The 6th World Congress in Sports and Exercise Medicine (WCSEM) was held in the Alex Hotel in Dublin on November 3rd and 4th. This was a fantastic meeting bringing together Sports Medicine specialists from around the globe and some of the Irish Emergency Medicine folk were honoured to be involved
The course organisers ordered POCUS on the menu and Victoria Mehigan, Rachel Liu, Evan Peck and I were delighted to deliver a Sports Medicine-tailored ultrasound workshop, kindly supported by SonoSite and Mindray ultrasound systems
Victoria and I are Emergency Medicine consultants (with a special interest in ultrasound) in Ireland. Rachel Liu is an Associate Professor of Emergency Medicine and Director of Point of Care Ultrasound Education at Yale School of Medicine, US while Evan Peck specialises in Diagnostic and Interventional Musculoskeletal ultrasound in the Cleveland Clinic Florida, US
Most of the workshop attendees were general practitioners and physiotherapists so we decided on topics relevant to their practice – I find that it’s a good idea to poll your audience to meet their learning needs. For this workshop we taught the basic principles of musculoskeletal shoulder, EFAST, and ECHO skills
Evan reminded our learners that a focussed shoulder US exam performs as well as MRI in the diagnosis of a full thickness rotator cuff tear making this test ideal for evaluating these injuries. POCUS can also be used to confirm a shoulder dislocation and relocation prior to x-ray. To perform shoulder US, sit your patient up and start with the hand supine and look for the biceps tendon in long axis and short axis. Next get your patient to internally rotate the shoulder in the modified Crass position. Watch this fantastic lecture by Mark Goodman on how to start using POCUS for shoulder injuries in the ED
Next up Rachel Liu showed us how to evaluate left ventricular function using a quick point of care technique. Pick a point in the centre of the left ventricle and watch to see how well and how close that the ventricle walls converge on this point. Using this simple qualitative concept you can look for a changes in LV function for example if your patient is dehydrated and hyperdynamic following a long endurance event
Rachel is an ultrasound education specialist – notice how she is scanning the heart with her non-dominant hand, upside down and kneeling down while facing the audience to allow everyone to see how to get the best view!
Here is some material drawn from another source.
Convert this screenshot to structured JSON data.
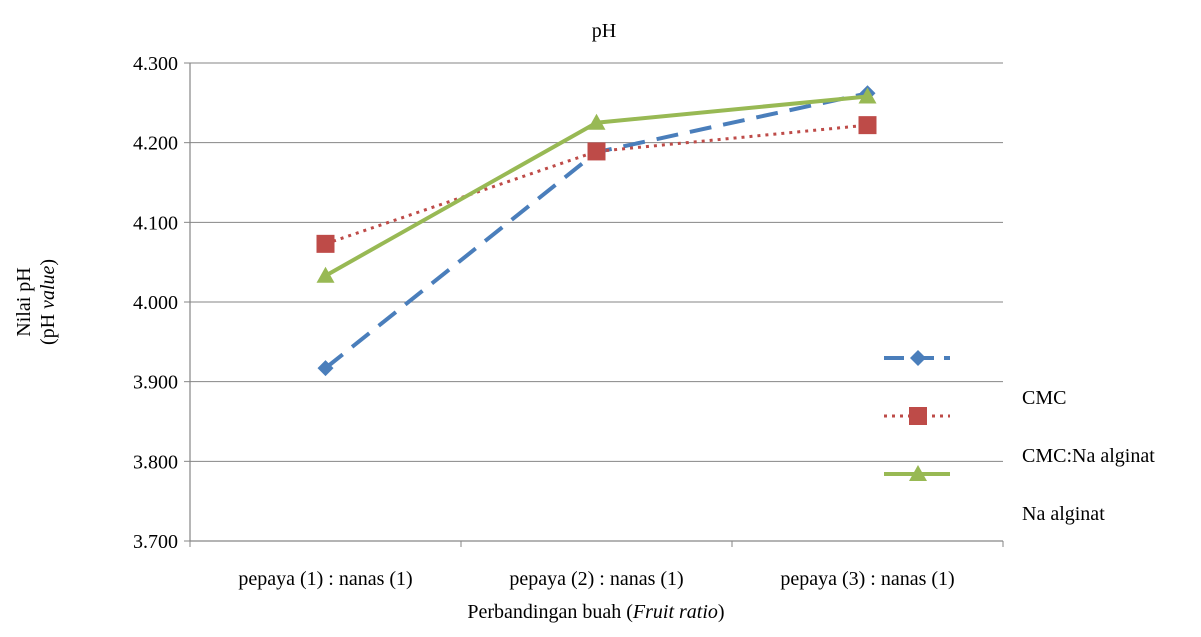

At my scan station, I encouraged new users to hold the probe as comfortably and deftly as possible. There is no absolute ‘best’ way to hold the ultrasound transducer but I ask learners to try to hold it as if they are ‘putting on lip gloss’ to allow maximum range of movements and to avoid fatigue
At our workshop, we made sure to feature an ultrasound application for everyone to take home. Some learners practised needle guidance skills using tofu models to simulate a foreign body removal. Using ultrasound and a water bath greatly improves visualisation of finger flexor tendon movement. Finally we looked at rib and clavicle fractures using ultrasound as well as imaging the achilles tendon
Teaching ultrasound to a diverse group is a fantastic fun way to break down silos and build collaborative relationships between specialities. At the end of the day, your patient will benefit from your new skills. I’m really looking forward to WCSEM in 2019 to be held in Bath in England!